Importance of Mentors and Community
Along the way, find a mentor that is willing to show you how to move up to the next level. I searched everywhere to find people with career changes, and found people who had succeeded in multiple careers and industries, which inspired me to realize that it is not only possible, but potentially a very good career move.
In fact, some of my business heroes, like Warren Buffet, have tackled multiple industries and succeeded in more than one with increasing success, using their own determination and despite many obstacles and difficulties along the way.
Even if you're being mentored by an author of a book (or a blog like this one), you can get plugged into a community of like-minded individuals who are all striving to find the way and can give you a fair warning of what lies ahead.

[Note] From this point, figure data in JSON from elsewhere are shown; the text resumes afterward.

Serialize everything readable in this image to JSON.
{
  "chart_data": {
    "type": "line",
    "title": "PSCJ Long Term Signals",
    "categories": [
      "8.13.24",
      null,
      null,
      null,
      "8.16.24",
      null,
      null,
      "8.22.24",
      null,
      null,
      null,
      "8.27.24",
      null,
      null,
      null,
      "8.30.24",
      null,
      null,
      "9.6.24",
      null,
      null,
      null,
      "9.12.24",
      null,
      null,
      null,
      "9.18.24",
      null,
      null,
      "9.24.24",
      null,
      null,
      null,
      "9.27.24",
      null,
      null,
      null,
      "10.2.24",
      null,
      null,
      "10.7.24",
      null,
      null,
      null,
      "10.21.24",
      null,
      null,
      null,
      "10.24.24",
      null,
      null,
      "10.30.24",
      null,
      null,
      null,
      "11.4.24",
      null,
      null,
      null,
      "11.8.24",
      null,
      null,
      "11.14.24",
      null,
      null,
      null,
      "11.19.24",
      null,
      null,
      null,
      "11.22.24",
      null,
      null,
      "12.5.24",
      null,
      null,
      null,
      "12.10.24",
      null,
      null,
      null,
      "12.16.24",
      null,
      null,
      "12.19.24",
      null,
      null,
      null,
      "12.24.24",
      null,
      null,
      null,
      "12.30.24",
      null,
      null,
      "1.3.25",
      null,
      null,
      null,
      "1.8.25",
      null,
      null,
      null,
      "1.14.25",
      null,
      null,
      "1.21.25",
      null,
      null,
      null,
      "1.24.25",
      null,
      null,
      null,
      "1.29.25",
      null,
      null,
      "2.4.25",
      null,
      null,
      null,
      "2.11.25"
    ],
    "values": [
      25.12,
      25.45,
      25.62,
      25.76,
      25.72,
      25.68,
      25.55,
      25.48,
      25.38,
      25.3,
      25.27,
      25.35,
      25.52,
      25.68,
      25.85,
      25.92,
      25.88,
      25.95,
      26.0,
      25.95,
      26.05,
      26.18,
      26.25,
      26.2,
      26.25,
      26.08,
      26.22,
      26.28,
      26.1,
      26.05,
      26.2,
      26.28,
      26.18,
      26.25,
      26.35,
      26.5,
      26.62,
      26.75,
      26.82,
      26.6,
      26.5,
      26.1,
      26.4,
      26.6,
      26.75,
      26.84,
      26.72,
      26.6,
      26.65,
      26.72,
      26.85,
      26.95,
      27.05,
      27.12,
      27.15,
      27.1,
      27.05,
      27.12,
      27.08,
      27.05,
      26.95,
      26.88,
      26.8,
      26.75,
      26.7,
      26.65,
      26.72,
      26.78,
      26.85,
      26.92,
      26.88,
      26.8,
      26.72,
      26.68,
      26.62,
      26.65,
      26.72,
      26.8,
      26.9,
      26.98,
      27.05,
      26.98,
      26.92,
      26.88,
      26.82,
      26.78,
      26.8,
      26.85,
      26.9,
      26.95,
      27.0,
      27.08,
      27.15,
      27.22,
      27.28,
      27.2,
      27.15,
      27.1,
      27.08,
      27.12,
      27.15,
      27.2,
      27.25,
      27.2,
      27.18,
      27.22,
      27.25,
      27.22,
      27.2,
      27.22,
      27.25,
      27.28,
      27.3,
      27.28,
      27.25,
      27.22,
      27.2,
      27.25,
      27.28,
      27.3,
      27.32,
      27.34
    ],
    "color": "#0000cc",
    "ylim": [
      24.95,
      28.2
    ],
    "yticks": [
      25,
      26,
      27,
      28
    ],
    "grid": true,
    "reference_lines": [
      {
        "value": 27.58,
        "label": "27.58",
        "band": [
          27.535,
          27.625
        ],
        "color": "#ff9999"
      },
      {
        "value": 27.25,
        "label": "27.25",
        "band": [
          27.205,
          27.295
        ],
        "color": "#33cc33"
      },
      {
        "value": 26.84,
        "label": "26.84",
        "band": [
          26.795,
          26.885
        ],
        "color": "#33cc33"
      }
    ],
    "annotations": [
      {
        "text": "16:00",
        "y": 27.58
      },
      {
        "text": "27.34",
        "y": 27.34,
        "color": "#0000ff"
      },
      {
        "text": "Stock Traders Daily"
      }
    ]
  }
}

I found that forums online were an invaluable resource when trying to find a better quality of life. Like airline captains, people in prestigious jobs like investment banking were notorious for burning out within a few years and I had vowed not to jump out of the airline frying pan into a new fire. The most important advice is to ask around and research before you make the leap.
Finally, there are a multitude of resources available through non-profit organizations in your local area, with volunteers willing to train those who want to move up the ladder. Many commercial organizations have goals for diversity which they can't meet due to a lack of applicants (see this example from The PGA of America).
These are just a matter of spreading awareness of these opportunities, but the opportunities are out there!